Several of those interviewed said Rabin’s assassination should compel the Jewish community to re-examine what it means to be the bearers of a unique ethical system.

The concept of Jewish ethics has developed in recent years, they said, as has the internal Jewish expectation of a higher standard of behavior.

During the Lebanon War, for example, when Christian Phalangist forces massacred Palestinian civilians at the Sabra and Shatilla refugee camps in Beirut in 1982, after they were sent in by Israel to rout remaining Palestinian Liberation Organization forces, “the idea of `taharat haneshek’ was cast into a more critical view,” Weintraub said.

Taharat haneshek, or the purity of arms, was the concept central to the Israel Defense Force that weapons should only be used for defense. It was a creed that permeated Israeli society, where nearly all adults go through military service, and where many are licensed to carry personal weapons.

Another watershed moment in this devolution occurred when Jewish settler Baruch Goldstein mowed down Palestinians praying in the mosque at the Tomb of the Patriarchs in Hebron in February 1994, and people in some quarters of the Jewish community, particularly in Orthodox spheres, celebrated his actions.

Now, in the wake of Rabin’s assassination, some of these values need to be reconsidered, some said.

“Some features of idealism, which have stressed Jewish strength, power and domination have to be re-evaluated,” said Blanchard.

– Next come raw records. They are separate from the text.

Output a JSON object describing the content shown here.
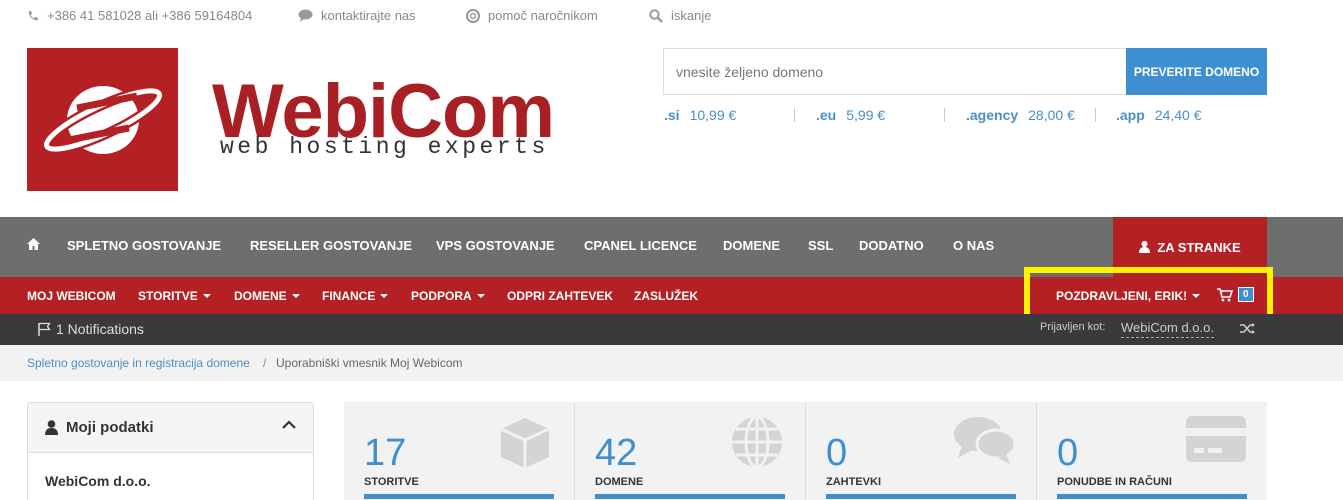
{
  "topbar": {
    "phone": "+386 41 581028 ali +386 59164804",
    "contact": "kontaktirajte nas",
    "help": "pomoč naročnikom",
    "search": "iskanje"
  },
  "logo": {
    "name": "WebiCom",
    "tagline": "web hosting experts"
  },
  "domain_search": {
    "placeholder": "vnesite željeno domeno",
    "button": "PREVERITE DOMENO",
    "prices": [
      {
        "ext": ".si",
        "price": "10,99 €"
      },
      {
        "ext": ".eu",
        "price": "5,99 €"
      },
      {
        "ext": ".agency",
        "price": "28,00 €"
      },
      {
        "ext": ".app",
        "price": "24,40 €"
      }
    ]
  },
  "mainnav": {
    "items": [
      "SPLETNO GOSTOVANJE",
      "RESELLER GOSTOVANJE",
      "VPS GOSTOVANJE",
      "CPANEL LICENCE",
      "DOMENE",
      "SSL",
      "DODATNO",
      "O NAS"
    ],
    "clients": "ZA STRANKE"
  },
  "clientnav": {
    "items": [
      "MOJ WEBICOM",
      "STORITVE",
      "DOMENE",
      "FINANCE",
      "PODPORA",
      "ODPRI ZAHTEVEK",
      "ZASLUŽEK"
    ],
    "greeting": "POZDRAVLJENI, ERIK!",
    "cart_count": "0"
  },
  "notifbar": {
    "notifications": "1 Notifications",
    "logged_as_label": "Prijavljen kot:",
    "logged_as_value": "WebiCom d.o.o."
  },
  "breadcrumb": {
    "home": "Spletno gostovanje in registracija domene",
    "separator": "/",
    "current": "Uporabniški vmesnik Moj Webicom"
  },
  "panel": {
    "title": "Moji podatki",
    "company": "WebiCom d.o.o."
  },
  "stats": [
    {
      "value": "17",
      "label": "STORITVE",
      "icon": "cube-icon"
    },
    {
      "value": "42",
      "label": "DOMENE",
      "icon": "globe-icon"
    },
    {
      "value": "0",
      "label": "ZAHTEVKI",
      "icon": "comments-icon"
    },
    {
      "value": "0",
      "label": "PONUDBE IN RAČUNI",
      "icon": "credit-card-icon"
    }
  ],
  "colors": {
    "brand_red": "#b52025",
    "accent_blue": "#3e8fd1",
    "nav_gray": "#6e6e6e",
    "highlight": "#fff200"
  }
}
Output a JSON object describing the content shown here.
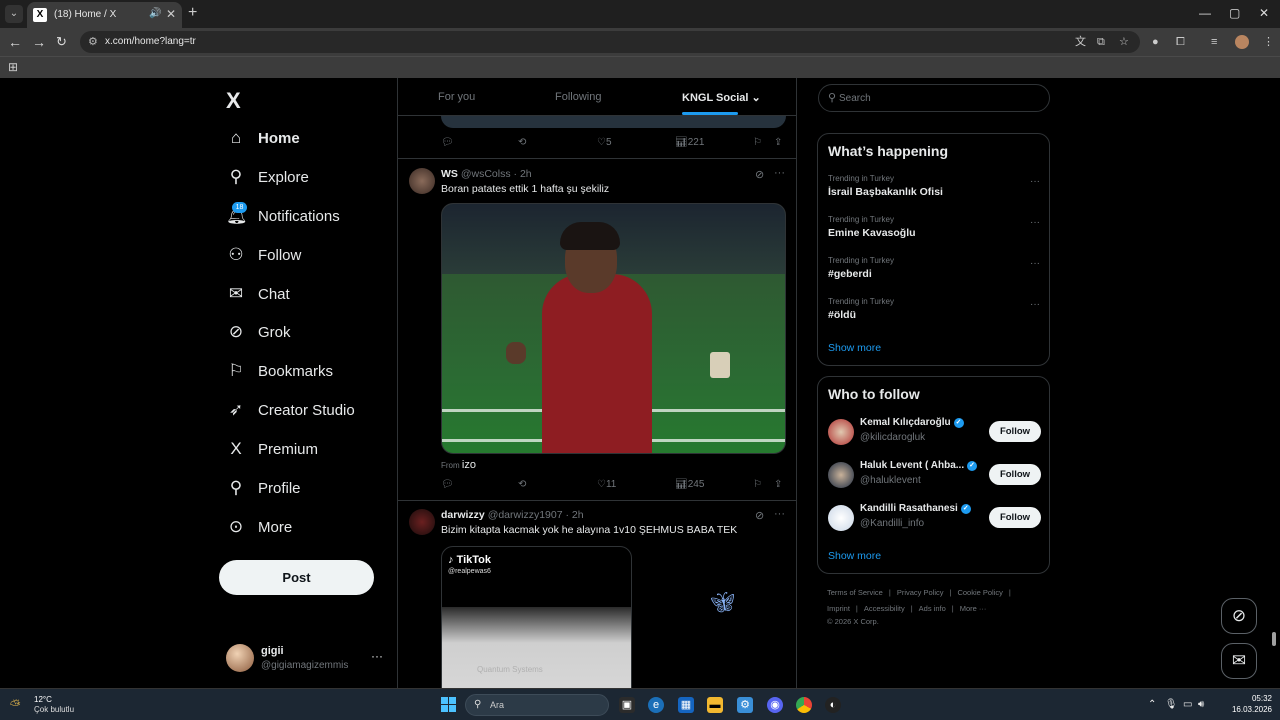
{
  "browser": {
    "tab_title": "(18) Home / X",
    "tab_favicon": "X",
    "url": "x.com/home?lang=tr",
    "window_controls": [
      "—",
      "▢",
      "✕"
    ]
  },
  "sidebar": {
    "logo": "X",
    "items": [
      {
        "label": "Home",
        "icon": "home-icon"
      },
      {
        "label": "Explore",
        "icon": "search-icon"
      },
      {
        "label": "Notifications",
        "icon": "bell-icon",
        "badge": "18"
      },
      {
        "label": "Follow",
        "icon": "person-add-icon"
      },
      {
        "label": "Chat",
        "icon": "mail-icon"
      },
      {
        "label": "Grok",
        "icon": "grok-icon"
      },
      {
        "label": "Bookmarks",
        "icon": "bookmark-icon"
      },
      {
        "label": "Creator Studio",
        "icon": "rocket-icon"
      },
      {
        "label": "Premium",
        "icon": "x-icon"
      },
      {
        "label": "Profile",
        "icon": "person-icon"
      },
      {
        "label": "More",
        "icon": "more-circle-icon"
      }
    ],
    "post_label": "Post",
    "account": {
      "name": "gigii",
      "handle": "@gigiamagizemmis"
    }
  },
  "feed": {
    "tabs": [
      "For you",
      "Following",
      "KNGL Social"
    ],
    "active_tab": "KNGL Social",
    "prev_actions": {
      "likes": "5",
      "views": "221"
    },
    "tweets": [
      {
        "name": "WS",
        "handle": "@wsColss",
        "time": "2h",
        "text": "Boran patates ettik 1 hafta şu şekiliz",
        "from_label": "From",
        "from_source": "izo",
        "likes": "11",
        "views": "245"
      },
      {
        "name": "darwizzy",
        "handle": "@darwizzy1907",
        "time": "2h",
        "text": "Bizim kitapta kacmak yok he alayına 1v10 ŞEHMUS BABA TEK",
        "media_brand": "TikTok",
        "media_handle": "@realpewas6",
        "media_text": "Quantum Systems"
      }
    ]
  },
  "right": {
    "search_placeholder": "Search",
    "happening": {
      "title": "What’s happening",
      "trends": [
        {
          "context": "Trending in Turkey",
          "topic": "İsrail Başbakanlık Ofisi"
        },
        {
          "context": "Trending in Turkey",
          "topic": "Emine Kavasoğlu"
        },
        {
          "context": "Trending in Turkey",
          "topic": "#geberdi"
        },
        {
          "context": "Trending in Turkey",
          "topic": "#öldü"
        }
      ],
      "show_more": "Show more"
    },
    "who_to_follow": {
      "title": "Who to follow",
      "accounts": [
        {
          "name": "Kemal Kılıçdaroğlu",
          "handle": "@kilicdarogluk",
          "button": "Follow"
        },
        {
          "name": "Haluk Levent ( Ahba...",
          "handle": "@haluklevent",
          "button": "Follow"
        },
        {
          "name": "Kandilli Rasathanesi",
          "handle": "@Kandilli_info",
          "button": "Follow"
        }
      ],
      "show_more": "Show more"
    },
    "footer": {
      "line1": [
        "Terms of Service",
        "|",
        "Privacy Policy",
        "|",
        "Cookie Policy",
        "|"
      ],
      "line2": [
        "Imprint",
        "|",
        "Accessibility",
        "|",
        "Ads info",
        "|",
        "More ···"
      ],
      "copyright": "© 2026 X Corp."
    }
  },
  "taskbar": {
    "temp": "12°C",
    "weather": "Çok bulutlu",
    "search_placeholder": "Ara",
    "time": "05:32",
    "date": "16.03.2026"
  },
  "colors": {
    "accent": "#1d9bf0",
    "background": "#000000",
    "border": "#2f3336",
    "muted": "#71767b"
  }
}
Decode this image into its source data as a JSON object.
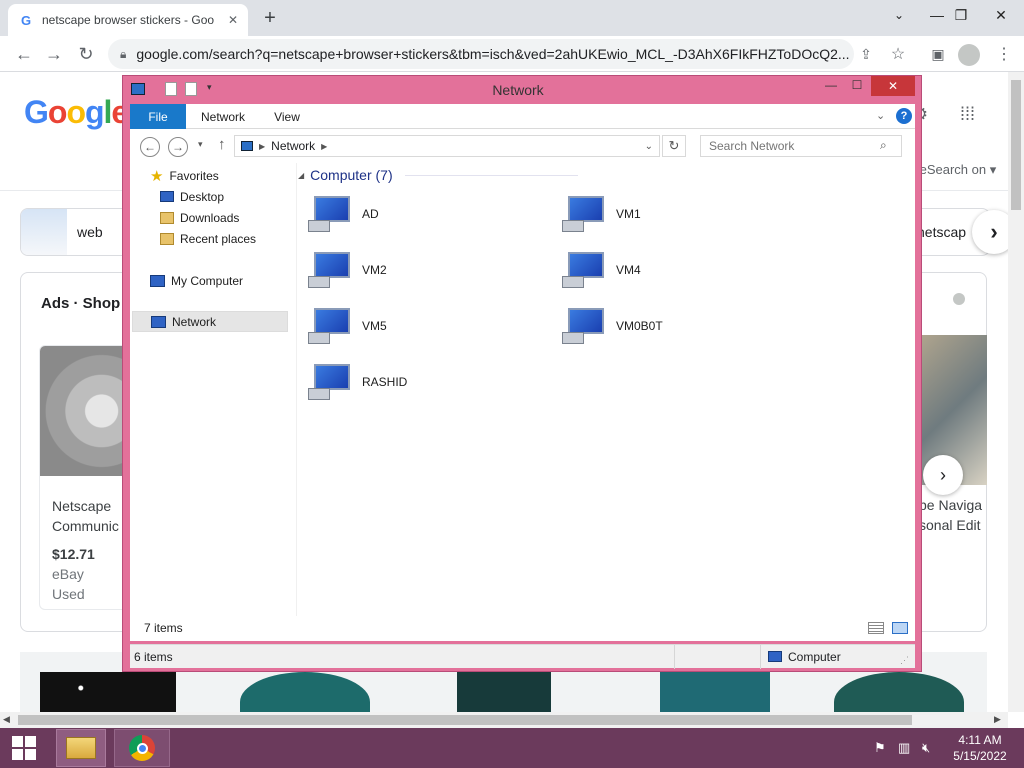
{
  "browser": {
    "tab_title": "netscape browser stickers - Goo",
    "new_tab_icon": "+",
    "url": "google.com/search?q=netscape+browser+stickers&tbm=isch&ved=2ahUKEwio_MCL_-D3AhX6FIkFHZToDOcQ2...",
    "controls": {
      "minimize": "—",
      "restore": "❐",
      "close": "✕"
    }
  },
  "google": {
    "logo": "Google",
    "chip_web": "web",
    "chip_right": "netscap",
    "safesearch": "feSearch on ▾",
    "ads_label": "Ads · Shop",
    "product_left": {
      "name_line1": "Netscape",
      "name_line2": "Communic",
      "price": "$12.71",
      "store": "eBay",
      "condition": "Used"
    },
    "product_right": {
      "name_line1": "pe Naviga",
      "name_line2": "sonal Edit"
    }
  },
  "explorer": {
    "title": "Network",
    "ribbon_tabs": [
      "File",
      "Network",
      "View"
    ],
    "address": {
      "segment": "Network",
      "search_placeholder": "Search Network"
    },
    "nav": {
      "favorites": "Favorites",
      "fav_items": [
        "Desktop",
        "Downloads",
        "Recent places"
      ],
      "my_computer": "My Computer",
      "network": "Network"
    },
    "group_header": "Computer (7)",
    "computers": [
      "AD",
      "VM1",
      "VM2",
      "VM4",
      "VM5",
      "VM0B0T",
      "RASHID"
    ],
    "footer_count": "7 items",
    "status_left": "6 items",
    "status_right": "Computer"
  },
  "taskbar": {
    "time": "4:11 AM",
    "date": "5/15/2022"
  }
}
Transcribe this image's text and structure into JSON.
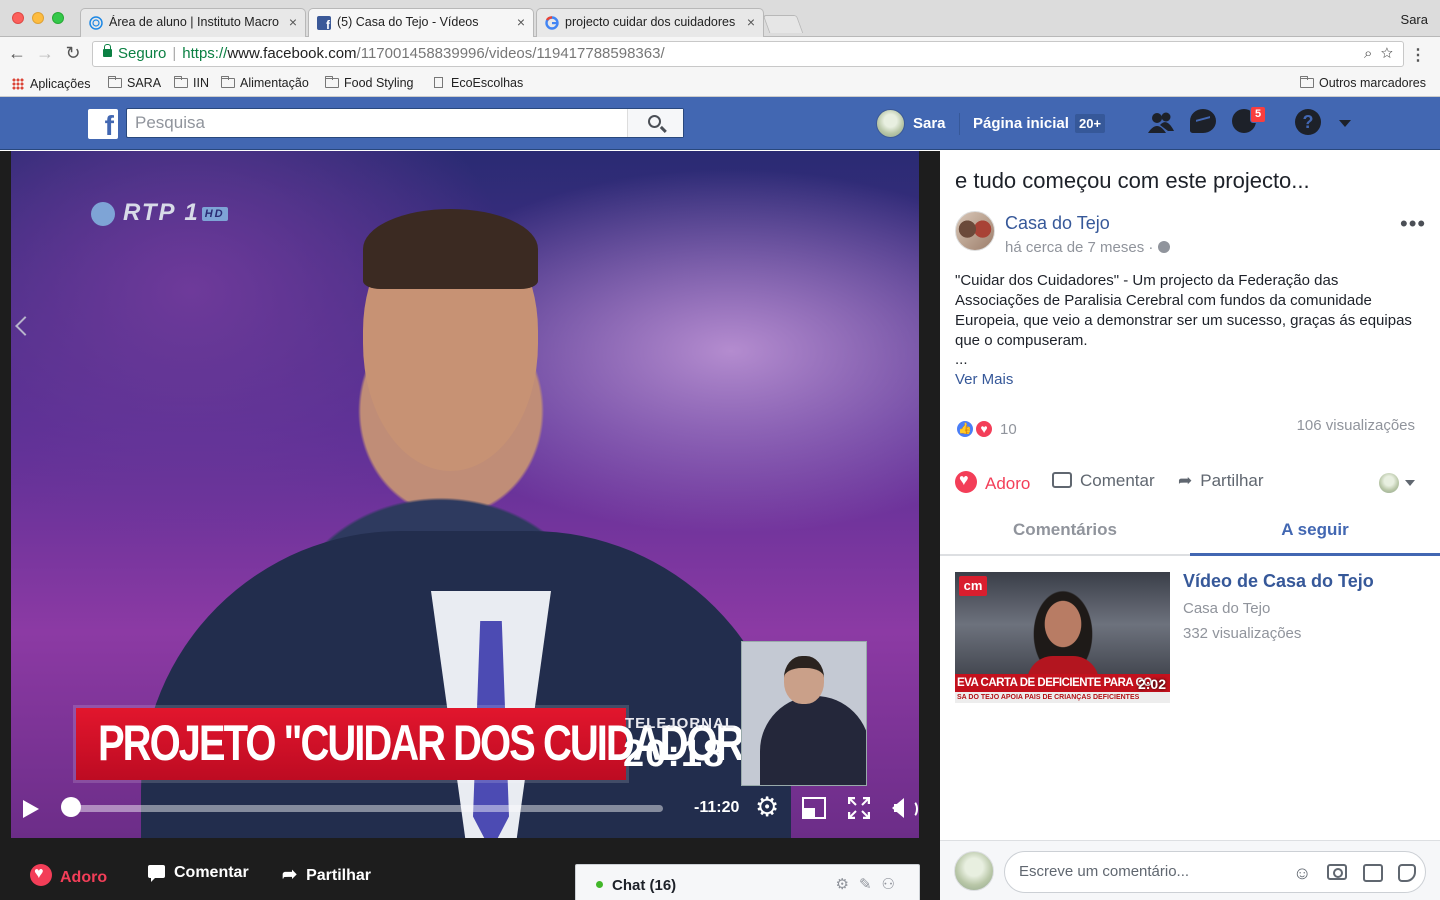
{
  "browser": {
    "tabs": [
      {
        "title": "Área de aluno | Instituto Macro",
        "active": false,
        "icon": "globe-tab-icon"
      },
      {
        "title": "(5) Casa do Tejo - Vídeos",
        "active": true,
        "icon": "facebook-tab-icon"
      },
      {
        "title": "projecto cuidar dos cuidadores",
        "active": false,
        "icon": "google-tab-icon"
      }
    ],
    "profile_name": "Sara",
    "secure_label": "Seguro",
    "url_protocol": "https://",
    "url_host": "www.facebook.com",
    "url_path": "/117001458839996/videos/119417788598363/",
    "bookmarks": [
      "Aplicações",
      "SARA",
      "IIN",
      "Alimentação",
      "Food Styling",
      "EcoEscolhas"
    ],
    "other_bookmarks": "Outros marcadores"
  },
  "fb_header": {
    "logo": "f",
    "search_placeholder": "Pesquisa",
    "user_name": "Sara",
    "home_label": "Página inicial",
    "home_count": "20+",
    "notifications_count": "5",
    "colors": {
      "brand": "#4267b2",
      "badge": "#fa3e3e"
    }
  },
  "video": {
    "channel_logo": "RTP 1",
    "channel_badge": "HD",
    "lower_third": "PROJETO \"CUIDAR DOS CUIDADORES\"",
    "program_label": "TELEJORNAL",
    "program_time": "20:18",
    "time_remaining": "-11:20",
    "progress_fraction": 0.02
  },
  "video_actions": {
    "love": "Adoro",
    "comment": "Comentar",
    "share": "Partilhar"
  },
  "chat": {
    "label": "Chat (16)"
  },
  "post": {
    "title": "e tudo começou com este projecto...",
    "page_name": "Casa do Tejo",
    "time": "há cerca de 7 meses ·",
    "text": "\"Cuidar dos Cuidadores\" - Um projecto da Federação das Associações de Paralisia Cerebral com fundos da comunidade Europeia, que veio a demonstrar ser um sucesso, graças ás equipas que o compuseram.",
    "ellipsis": "...",
    "see_more": "Ver Mais",
    "reactions_count": "10",
    "views": "106 visualizações",
    "actions": {
      "love": "Adoro",
      "comment": "Comentar",
      "share": "Partilhar"
    }
  },
  "tabs": {
    "comments": "Comentários",
    "up_next": "A seguir"
  },
  "related": {
    "title": "Vídeo de Casa do Tejo",
    "page": "Casa do Tejo",
    "views": "332 visualizações",
    "duration": "2:02",
    "thumb_logo": "cm",
    "thumb_caption": "EVA CARTA DE DEFICIENTE PARA CO",
    "thumb_subcaption": "SA DO TEJO APOIA PAIS DE CRIANÇAS DEFICIENTES"
  },
  "comment_box": {
    "placeholder": "Escreve um comentário..."
  }
}
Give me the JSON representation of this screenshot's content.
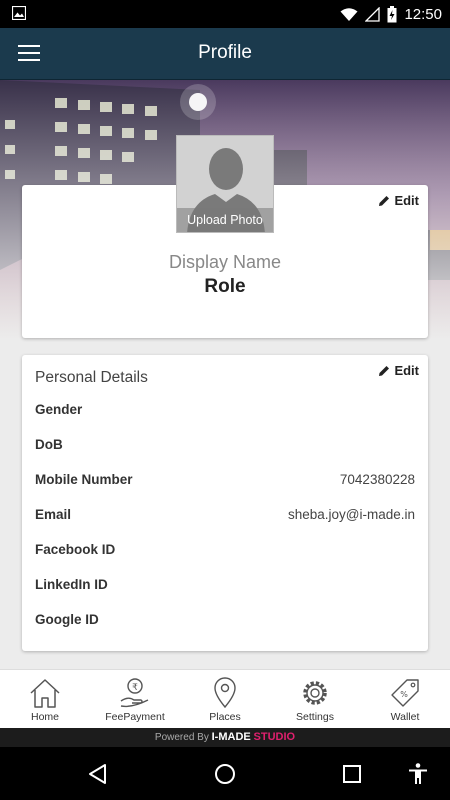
{
  "status_bar": {
    "time": "12:50"
  },
  "app_bar": {
    "title": "Profile"
  },
  "profile": {
    "photo_label": "Upload Photo",
    "edit_label": "Edit",
    "display_name": "Display Name",
    "role": "Role"
  },
  "details": {
    "title": "Personal Details",
    "edit_label": "Edit",
    "rows": [
      {
        "label": "Gender",
        "value": ""
      },
      {
        "label": "DoB",
        "value": ""
      },
      {
        "label": "Mobile Number",
        "value": "7042380228"
      },
      {
        "label": "Email",
        "value": "sheba.joy@i-made.in"
      },
      {
        "label": "Facebook ID",
        "value": ""
      },
      {
        "label": "LinkedIn ID",
        "value": ""
      },
      {
        "label": "Google ID",
        "value": ""
      }
    ]
  },
  "bottom_nav": [
    {
      "label": "Home",
      "icon": "home-icon"
    },
    {
      "label": "FeePayment",
      "icon": "fee-payment-icon"
    },
    {
      "label": "Places",
      "icon": "location-pin-icon"
    },
    {
      "label": "Settings",
      "icon": "gear-icon"
    },
    {
      "label": "Wallet",
      "icon": "wallet-tag-icon"
    }
  ],
  "footer": {
    "prefix": "Powered By",
    "brand": "I-MADE",
    "studio": "STUDIO"
  },
  "colors": {
    "app_bar": "#1b3a4d",
    "accent": "#e0206e"
  }
}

At the same time, “the part that stresses Jews as bearers of universal values as a light unto the nations has to be re-emphasized.”

For Gordis, the whole devolution of internal expectations of Jewish behavior must also be examined.

“The notion that Jewish ethics means that we’re no worse than everyone else rather than aspiring to being something better” has guided the response to the rhetoric against the peace process, said Gordis.

“Well, we’re not better than anyone else,” he said, adding that “this ought to be very sobering in a very introspective way.”

Said Blanchard: “Any nation can believe that it has a special spiritual mission without needing to destroy others.

“Now we’re at the point where we have to wonder, can we do without destroying parts of ourselves?”